In August of 2005, I arrived on campus with a fire inside of me and a goal to become the Atlantic Coast Conference’s Freshman of the Year. I was wide-eyed and excited by the opportunity to join one of the best teams in the nation and run in the footsteps of All-Americans. I had even bigger goals for myself on the track over the following years, but after only one semester I found myself on academic probation and running slower than I had in high school. The running problems were an issue I understood—due to higher-caliber competition, changes in training, going out too much, not recovering and making poor dietary choices—and seemed solvable, but if I didn’t do better academically, I’d lose my scholarship and get kicked off the team and out of school. Thankfully one of my teammates, Liz, offered to tutor me. I had placed into what I referred to as the ‘not ready for college’ English class, comprising a tiny group of mostly athletes who were probably thinking the same thing I was: that we weren’t meant for the classroom. Liz and I met in almost every hall on campus. She read a few paragraphs at a time, kindly critiquing or asking questions, and then on my own I’d look things up, add more detail and learn how to use semicolons. After lots of tutelage, I got my first A in that English class.

For so long I had limited myself in an effort to protect myself, but that class proved that I could excel beyond the track, if I tried. One year ago an essay I wrote on body image was published in Self. Today, this post launches my first online column with Women’s Running! For a girl who started in the ‘not ready for college’ English class, I’ve come pretty far. As my life evolves, so does my belief in myself. I have realized that we’re eternally growing and changing—there is no final destination to becoming. Growing up is not defined merely by a job but by the person you are, the things you see and do, the way you treat others and the way you treat yourself. Failure doesn’t mean you’ve been born without some essential abilities; it is a step toward becoming something even grander and can be an empowering result of attempting something that most wouldn’t try.

Over the years, through resolutions, I’ve often tried to better myself by pledging to work on my weaknesses. I honestly haven’t made much progress, though. I rarely look back at them because, when I do, I feel like I’ve been running away from insecurities rather than toward my goals. I’ve put a microscope to my shortcomings before and it limited what I thought I was capable of. This year though, I am more interested in all of the possibilities of what I can become.
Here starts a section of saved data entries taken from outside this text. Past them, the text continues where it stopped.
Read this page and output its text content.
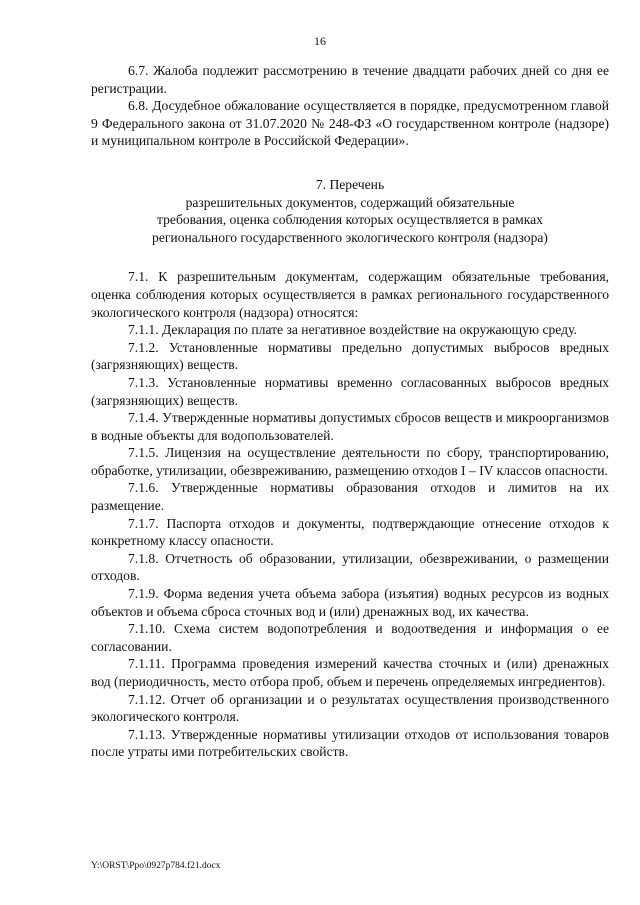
16

6.7. Жалоба подлежит рассмотрению в течение двадцати рабочих дней со дня ее регистрации.

6.8. Досудебное обжалование осуществляется в порядке, предусмотренном главой 9 Федерального закона от 31.07.2020 № 248-ФЗ «О государственном контроле (надзоре) и муниципальном контроле в Российской Федерации».

7. Перечень
разрешительных документов, содержащий обязательные
требования, оценка соблюдения которых осуществляется в рамках
регионального государственного экологического контроля (надзора)

7.1. К разрешительным документам, содержащим обязательные требования, оценка соблюдения которых осуществляется в рамках регионального государственного экологического контроля (надзора) относятся:

7.1.1. Декларация по плате за негативное воздействие на окружающую среду.

7.1.2. Установленные нормативы предельно допустимых выбросов вредных (загрязняющих) веществ.

7.1.3. Установленные нормативы временно согласованных выбросов вредных (загрязняющих) веществ.

7.1.4. Утвержденные нормативы допустимых сбросов веществ и микроорганизмов в водные объекты для водопользователей.

7.1.5. Лицензия на осуществление деятельности по сбору, транспортированию, обработке, утилизации, обезвреживанию, размещению отходов I – IV классов опасности.

7.1.6. Утвержденные нормативы образования отходов и лимитов на их размещение.

7.1.7. Паспорта отходов и документы, подтверждающие отнесение отходов к конкретному классу опасности.

7.1.8. Отчетность об образовании, утилизации, обезвреживании, о размещении отходов.

7.1.9. Форма ведения учета объема забора (изъятия) водных ресурсов из водных объектов и объема сброса сточных вод и (или) дренажных вод, их качества.

7.1.10. Схема систем водопотребления и водоотведения и информация о ее согласовании.

7.1.11. Программа проведения измерений качества сточных и (или) дренажных вод (периодичность, место отбора проб, объем и перечень определяемых ингредиентов).

7.1.12. Отчет об организации и о результатах осуществления производственного экологического контроля.

7.1.13. Утвержденные нормативы утилизации отходов от использования товаров после утраты ими потребительских свойств.

Y:\ORST\Ppo\0927p784.f21.docx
I am emboldened by the power of bettering myself by reaching for my wildest dreams.

Allie’s Guide To Setting And Meeting Resolutions

Step 1: Identify your wildest dreams.

  • Philanthropist
  • Olympian
  • Entrepreneur
  • Activist
  • Homeowner

Step 2: Define them.

  • Olympian: finish top three at the Olympic Trials.

Step 3: Quantify them.

  • Run sub-31:30 in the 10K, sub-2:26:00 in the marathon and sub-1:09:30 in the half marathon.

Step 4: Create daily, weekly or monthly objectives for each goal.

  • Do whatever is written on my training log, no excuses.
  • Swim at least once a week.
  • Eat at least three servings of vegetables and two servings of fruit each day.
  • Strength train five times each week.